In the incredible three-year soap opera of Brexit, the finale will be a cliff-hanger.
Bloomberg further reported that the UK could crash out of the European Union on October 31 if Parliament rejects Johnson's Brexit deal, a leading cabinet minister warned.
Michael Gove said he was confident the prime minister had enough support in Parliament to get the agreement over the line as he warned that lawmakers had increased the risk of a no-deal Brexit by forcing Johnson to ask the EU for a delay. A vote on the plan could come as soon as this week.

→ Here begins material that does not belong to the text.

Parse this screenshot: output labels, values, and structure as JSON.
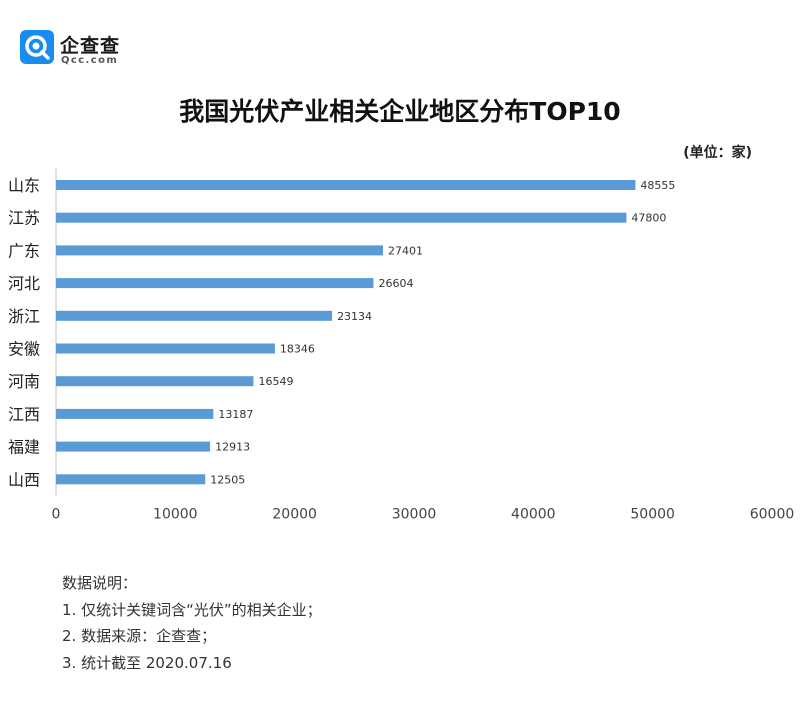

"If we don't back this deal, then the risk is that the European Council may not grant an extension," Gove, who is in charge of no-deal Brexit preparations, told Sky TV's "Sophy Ridge on Sunday" show. "We can't bet on that. It's not a sure thing."
Bound by a law he opposed, Johnson on Saturday formally asked the EU to delay Brexit until January 31. But he made clear that he'd rather Britain leave without delay and refused to sign the letter requesting an extension to his Oct. 31 target. European Council President Donald Tusk will now start consulting EU leaders on how to react.